A social media blitz isn't friendship
By Louise Kinross
Yesterday my hubby sent me an e-mail with a link to this story about a 13-year-old Peterborough, Ont. boy with Asperger's. He invited 15 students to his birthday party and not one RSVP'd.
"I read this and started crying," he wrote, thinking about our son. We had a similar situation a few years ago when our son invited two "friends" from school to a celebration that involved going to see The Hunger Games and they didn't show. I remember sitting at our dining room table cutting cake with my other kids when my son asked "where" his friends were and "why" they weren't there. "Something must have come up," I said. We went as a family to the movie.
People who don't have kids with significant disabilities don't have a clue what this is like. It's completely outside their realm of experience. I don't think I would have believed the degree of isolation that can happen, especially in high school and early adulthood, to youth with more significant disabilities, or those that make social relationships challenging.

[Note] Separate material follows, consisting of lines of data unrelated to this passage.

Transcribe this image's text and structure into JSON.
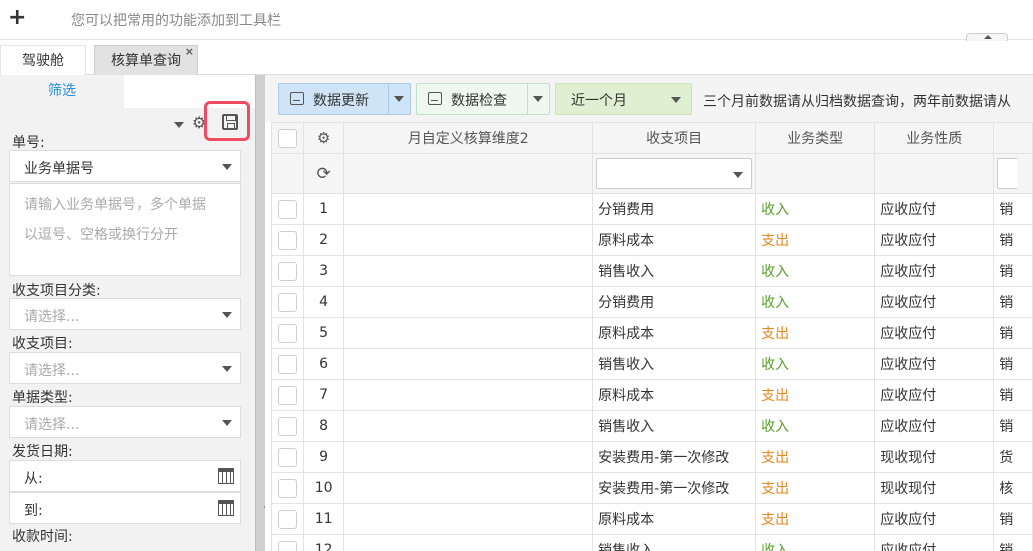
{
  "toolbar_hint": "您可以把常用的功能添加到工具栏",
  "tabs": [
    {
      "label": "驾驶舱"
    },
    {
      "label": "核算单查询",
      "close": "×"
    }
  ],
  "left_panel": {
    "tab_label": "筛选",
    "doc_no_label": "单号:",
    "doc_no_type": "业务单据号",
    "doc_no_placeholder_line1": "请输入业务单据号，多个单据",
    "doc_no_placeholder_line2": "以逗号、空格或换行分开",
    "category_label": "收支项目分类:",
    "category_placeholder": "请选择...",
    "item_label": "收支项目:",
    "item_placeholder": "请选择...",
    "doctype_label": "单据类型:",
    "doctype_placeholder": "请选择...",
    "ship_date_label": "发货日期:",
    "from_label": "从:",
    "to_label": "到:",
    "receipt_time_label": "收款时间:"
  },
  "toolbar": {
    "update_label": "数据更新",
    "check_label": "数据检查",
    "period_value": "近一个月",
    "notice": "三个月前数据请从归档数据查询，两年前数据请从"
  },
  "grid": {
    "columns": [
      "月自定义核算维度2",
      "收支项目",
      "业务类型",
      "业务性质"
    ],
    "rows": [
      {
        "no": "1",
        "item": "分销费用",
        "type": "收入",
        "nature": "应收应付",
        "extra": "销"
      },
      {
        "no": "2",
        "item": "原料成本",
        "type": "支出",
        "nature": "应收应付",
        "extra": "销"
      },
      {
        "no": "3",
        "item": "销售收入",
        "type": "收入",
        "nature": "应收应付",
        "extra": "销"
      },
      {
        "no": "4",
        "item": "分销费用",
        "type": "收入",
        "nature": "应收应付",
        "extra": "销"
      },
      {
        "no": "5",
        "item": "原料成本",
        "type": "支出",
        "nature": "应收应付",
        "extra": "销"
      },
      {
        "no": "6",
        "item": "销售收入",
        "type": "收入",
        "nature": "应收应付",
        "extra": "销"
      },
      {
        "no": "7",
        "item": "原料成本",
        "type": "支出",
        "nature": "应收应付",
        "extra": "销"
      },
      {
        "no": "8",
        "item": "销售收入",
        "type": "收入",
        "nature": "应收应付",
        "extra": "销"
      },
      {
        "no": "9",
        "item": "安装费用-第一次修改",
        "type": "支出",
        "nature": "现收现付",
        "extra": "货"
      },
      {
        "no": "10",
        "item": "安装费用-第一次修改",
        "type": "支出",
        "nature": "现收现付",
        "extra": "核"
      },
      {
        "no": "11",
        "item": "原料成本",
        "type": "支出",
        "nature": "应收应付",
        "extra": "销"
      },
      {
        "no": "12",
        "item": "销售收入",
        "type": "收入",
        "nature": "应收应付",
        "extra": "销"
      }
    ]
  },
  "colors": {
    "accent": "#2a8fd0",
    "income": "#5aa02c",
    "expense": "#e8861d",
    "highlight": "#ec4b62"
  }
}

In 2012, Dr. Anne Snowdon's study of 166 families in three Canadian cities found that more than half of children with physical and developmental disabilities have no friends or only one friend. Only 1 per cent spend an hour a day with a friend. Is that possible? Growing up I spent hours with friends everyday after school.
Last year Sarah Keenan, life skills coach at Holland Bloorview, spoke about how research shows friendship is associated with life satisfaction and good mental health in the general population. On the other hand, loneliness negatively impacts the immune system and heart health.
Children with disabilities tend to have fewer friends and smaller social networks than their peers, Sarah said, after reviewing 56 studies. She referenced an American study of 11,000 teens that found that “over 50 per cent of students with autism had no contact with friends outside school and were never invited to spend time with friends.”
Studies find that typical youth are more open to having a friend who has a physical disability than one with an intellectual disability, she said. However, interactions with youth with disabilities in general are often superficial on the part of typical youth.
On the weekend people were touched by the outpouring of social media support for the Peterborough student. After his mother posted about his friends giving him the cold shoulder, tweets poured in from sports teams, actors, singers and politicians, all sending him birthday greetings. And strangers and media came to his party at a bowling alley that night.
That's great, and I'm sure it was a huge boost to this boy and his family. But how will this translate into changes in the boy's daily life? What about the 15 students he wanted to come to his party, who didn't even respond? How will their ideas or behaviour change? This was a feel-good one-off—one tweet sent, one event attended. Inclusion for youth with disabilities is so much more complicated than that.
This morning I heard from a parent in Vancouver who sent me a link to a video about her son, with autism, and Club G—an elementary school's efforts to ensure he was included. Make sure you watch it. I was crying tears of joy by the end. This is the thinking behind Club G.
But then I thought about it and my pessimism returned. This is elementary school. Our own experience has been that authentic friendship is possible during those early years, when kids are receptive and a school makes disability awareness and inclusion a priority.
It's in the high school years that things break down—when the focus becomes much more academic, schools are less invested in character development, education for students with disabilities often becomes segregated, and teens themselves cringe to be seen as different.
According to a U.S. National Institutes Health Funded Study led by Holland Bloorview researcher Gillian King, the teen years are particularly difficult for youth with disabilities. While peers become involved in a growing array of activities that widens their social network, teens with disabilities tend to stick with the same activities, often with family members.
This is a deep, difficult cultural problem, not one that can be solved on social media.